Journey to the Farthest Planet; New Light on the Solar System; Special Editions; by S. Alan Stern; 8 Page(s)
Until about 10 years ago, most planetary scientists considered Pluto to be merely an oddity. All the other planets neatly fit into what astronomers knew about the architecture of the solar system-four small, rocky bodies in the inner orbits and four gas giants in the outer orbits, with an asteroid belt in between. But distant Pluto was an icy enigma traveling in a peculiar orbit beyond Neptune. Some researchers, most notably Dutch-American astronomer Gerard P. Kuiper, had suggested in the 1940s and 1950s that perhaps Pluto was not a world without context but the brightest of a vast ensemble of objects orbiting in the same region. This concept, which came to be known as the Kuiper belt, rattled around in the scientific literature for decades. But repeated searches for this myriad population of frosty worlds came up empty-handed.

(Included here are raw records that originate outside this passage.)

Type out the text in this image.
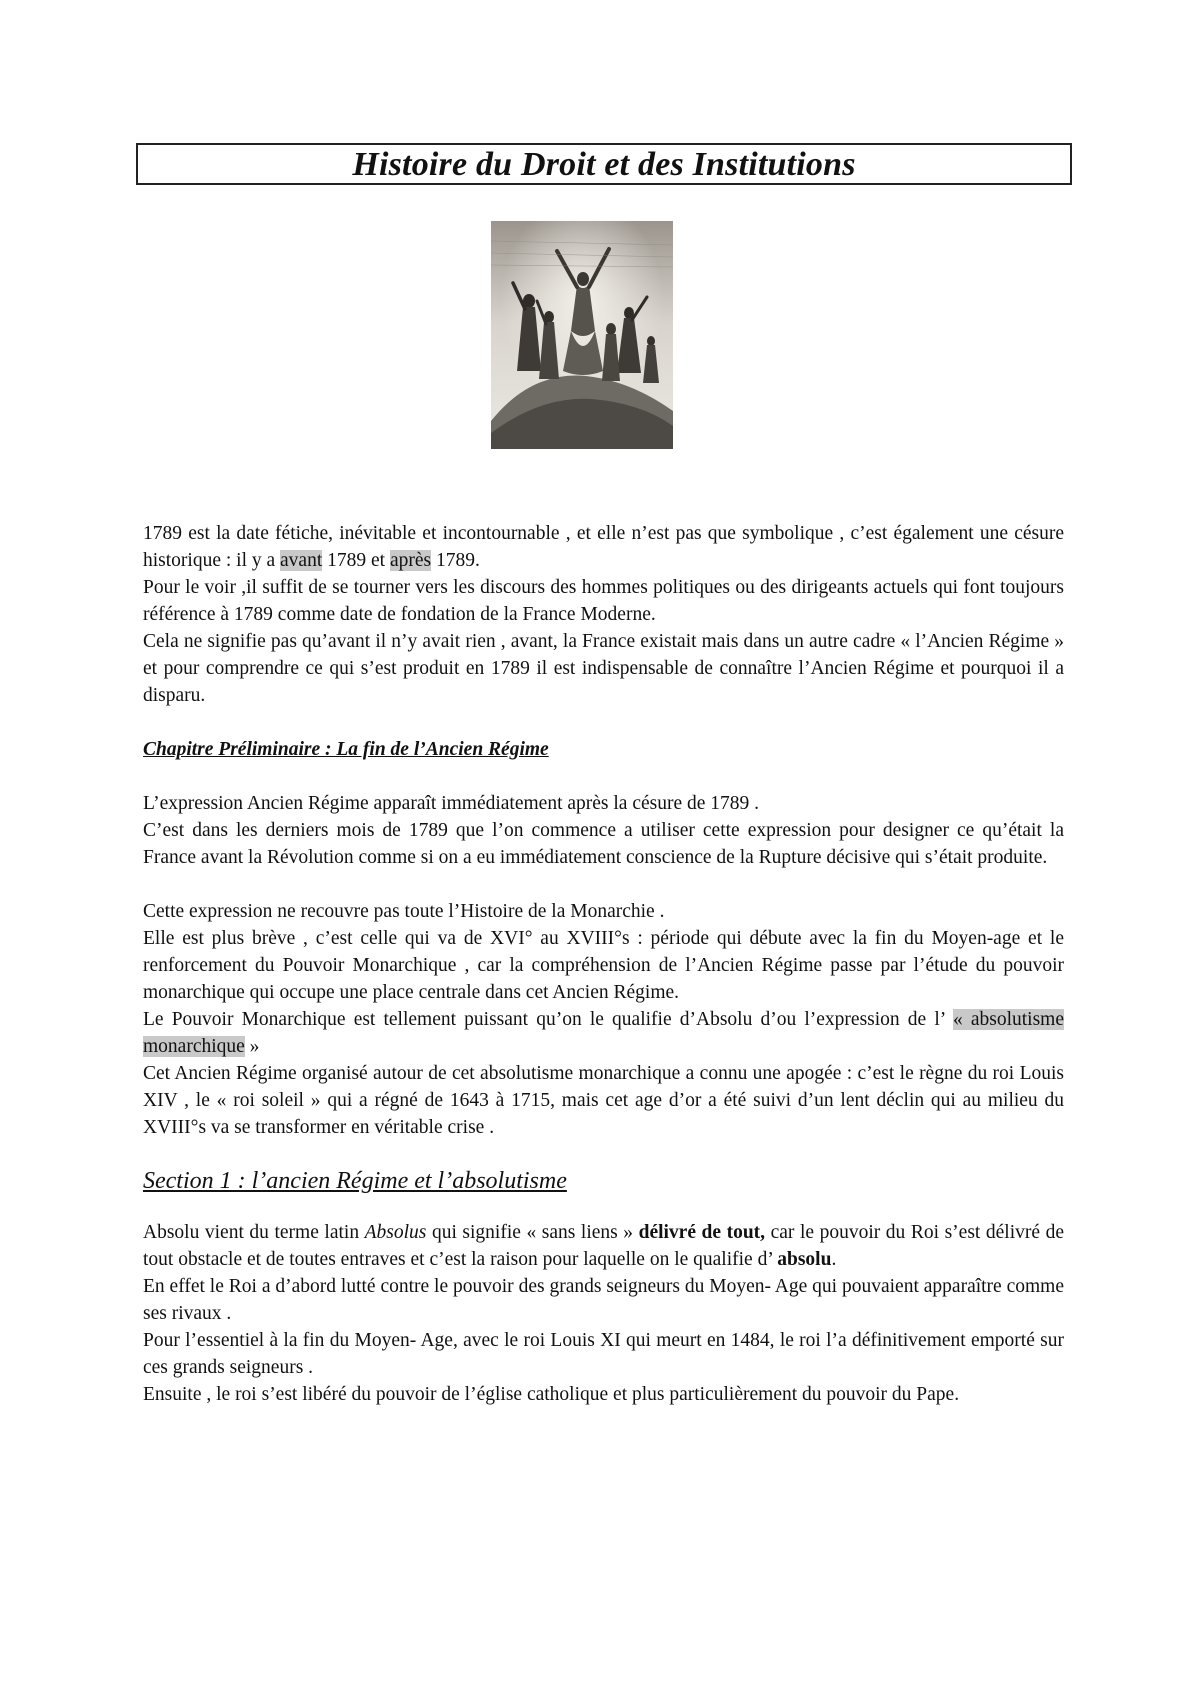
Histoire du Droit et des Institutions

1789 est la date fétiche, inévitable et incontournable , et elle n’est pas que symbolique , c’est également une césure historique : il y a avant 1789 et après 1789.

Pour le voir ,il suffit de se tourner vers les discours des hommes politiques ou des dirigeants actuels qui font toujours référence à 1789 comme date de fondation de la France Moderne.

Cela ne signifie pas qu’avant il n’y avait rien , avant, la France existait mais dans un autre cadre « l’Ancien Régime » et pour comprendre ce qui s’est produit en 1789 il est indispensable de connaître l’Ancien Régime et pourquoi il a disparu.

Chapitre Préliminaire : La fin de l’Ancien Régime

L’expression Ancien Régime apparaît immédiatement après la césure de 1789 .

C’est dans les derniers mois de 1789 que l’on commence a utiliser cette expression pour designer ce qu’était la France avant la Révolution comme si on a eu immédiatement conscience de la Rupture décisive qui s’était produite.

Cette expression ne recouvre pas toute l’Histoire de la Monarchie .

Elle est plus brève , c’est celle qui va de XVI° au XVIII°s : période qui débute avec la fin du Moyen-age et le renforcement du Pouvoir Monarchique , car la compréhension de l’Ancien Régime passe par l’étude du pouvoir monarchique qui occupe une place centrale dans cet Ancien Régime.

Le Pouvoir Monarchique est tellement puissant qu’on le qualifie d’Absolu d’ou l’expression de l’ « absolutisme monarchique »

Cet Ancien Régime organisé autour de cet absolutisme monarchique a connu une apogée : c’est le règne du roi Louis XIV , le « roi soleil » qui a régné de 1643 à 1715, mais cet age d’or a été suivi d’un lent déclin qui au milieu du XVIII°s va se transformer en véritable crise .

Section 1 : l’ancien Régime et l’absolutisme

Absolu vient du terme latin Absolus qui signifie « sans liens » délivré de tout, car le pouvoir du Roi s’est délivré de tout obstacle et de toutes entraves et c’est la raison pour laquelle on le qualifie d’ absolu.

En effet le Roi a d’abord lutté contre le pouvoir des grands seigneurs du Moyen- Age qui pouvaient apparaître comme ses rivaux .

Pour l’essentiel à la fin du Moyen- Age, avec le roi Louis XI qui meurt en 1484, le roi l’a définitivement emporté sur ces grands seigneurs .

Ensuite , le roi s’est libéré du pouvoir de l’église catholique et plus particulièrement du pouvoir du Pape.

In the late 1980s, however, scientists determined that something like the Kuiper belt was needed to explain why many short-period comets orbit so close to the plane of the solar system. This circumstantial evidence for a distant belt of bodies orbiting in the same region as Pluto drove observers back to their telescopes in search of faint, undiscovered objects beyond Neptune. By the 1980s telescopes were being equipped with electronic light detectors that made searches far more sensitive than work done previously with photographic plates. As a result, success would come their way.